Fish were able to fly at 30,000 feet above the clouds when Turkish Cargo carried 1.5 million live Gilt-head Breams from Izmir to Oman.

The young fish had been raised in the Aegean region by Kilic Holding and were flown on a chartered 777F freighter, accompanied by aquaculture engineers, who maintained the pH balance, oxygen and water temperature levels.

Turkish Airlines’ chief cargo officer Turhan Ozen, said: “The 100 tons of live fish were required to be transported to Oman from Bodrum in a maximum of 40 hours.” They were trucked to Izmir in three hours for loading onto the freighter which flew them to Oman in three hours, well within time window required.

Ozen added: “We accomplished this operation by means of our Boeing 777F type freighter in accordance with IATA Live Animals Regulations, reinforcing our success in transportation of live animals requiring an utmost level of care. Carrying 1,5 million live fish by means of a freighter requires accurate air-conditioning and expertise in oxygen and temperature checks.”

Furthermore, the cargo was classified dangerous goods due to the oxygen cylinders used.

Turkish Cargo is often called on to move live fish to countries such as Tunisia, Oman, Qatar and Saudi Arabia.

Kilic Holding executive vice president for production Serkan Ilgaz, added: ‘’We are the only company performing sea fish imports operations from Turkey. We hope to keep developing our cooperation with our flag-carrier airline in future.”

Turkish Cargo also carried 3,000 tonnes of cut roses to Holland in its wide body cargo aircraft.

The carrier scheduled 12 additional  flights between 26 January and 12 February to satisfy Valentine’s Day demand.
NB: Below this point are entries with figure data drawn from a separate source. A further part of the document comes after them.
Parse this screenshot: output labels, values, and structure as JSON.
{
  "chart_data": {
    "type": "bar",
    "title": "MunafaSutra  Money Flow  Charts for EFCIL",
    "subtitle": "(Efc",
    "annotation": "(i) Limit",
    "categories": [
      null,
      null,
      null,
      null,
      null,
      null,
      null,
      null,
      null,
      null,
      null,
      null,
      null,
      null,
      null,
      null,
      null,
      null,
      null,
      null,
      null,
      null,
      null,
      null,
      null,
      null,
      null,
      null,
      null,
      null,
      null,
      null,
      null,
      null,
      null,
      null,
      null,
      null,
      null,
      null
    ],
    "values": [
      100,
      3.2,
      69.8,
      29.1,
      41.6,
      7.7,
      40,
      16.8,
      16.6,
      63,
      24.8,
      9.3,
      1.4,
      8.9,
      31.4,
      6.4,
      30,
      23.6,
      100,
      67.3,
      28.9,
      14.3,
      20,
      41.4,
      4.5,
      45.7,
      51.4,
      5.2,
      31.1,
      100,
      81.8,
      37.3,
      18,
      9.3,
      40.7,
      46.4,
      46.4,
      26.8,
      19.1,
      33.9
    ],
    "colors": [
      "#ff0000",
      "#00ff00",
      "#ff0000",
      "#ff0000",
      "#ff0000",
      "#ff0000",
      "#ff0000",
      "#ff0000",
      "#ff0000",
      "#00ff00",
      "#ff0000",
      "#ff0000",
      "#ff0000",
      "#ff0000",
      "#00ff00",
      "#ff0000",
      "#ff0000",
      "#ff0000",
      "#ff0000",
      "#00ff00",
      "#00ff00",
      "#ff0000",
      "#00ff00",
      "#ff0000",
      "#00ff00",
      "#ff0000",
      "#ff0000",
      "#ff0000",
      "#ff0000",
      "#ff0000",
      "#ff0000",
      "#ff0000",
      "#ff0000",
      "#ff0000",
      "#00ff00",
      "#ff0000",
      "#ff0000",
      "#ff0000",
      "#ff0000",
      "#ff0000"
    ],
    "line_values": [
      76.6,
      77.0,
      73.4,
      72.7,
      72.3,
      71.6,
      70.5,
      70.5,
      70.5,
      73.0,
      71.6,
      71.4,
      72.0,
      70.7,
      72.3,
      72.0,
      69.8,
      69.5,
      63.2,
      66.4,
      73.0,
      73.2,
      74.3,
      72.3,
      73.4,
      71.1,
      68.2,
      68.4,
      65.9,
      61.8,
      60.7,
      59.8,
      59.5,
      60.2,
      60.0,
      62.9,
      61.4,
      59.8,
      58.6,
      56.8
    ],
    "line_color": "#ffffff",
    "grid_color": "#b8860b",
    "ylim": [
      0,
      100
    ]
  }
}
It moved 234 tonnes more flowers from Nairobi in that time than its nearest rival.

With its tropical climate, Kenya is a centre of flower production and exports all over the world. Turkish Cargo operates five regular weekly passenger flights from Nairobi and three freighters a week to Maastricht, carrying an average of 340 tonnes of cut roses every week.

Flowers arrive at the cargo terminal in air-conditioned trucks and kept separate from any vegetable or fruit so that they are not affected by ethylene gas.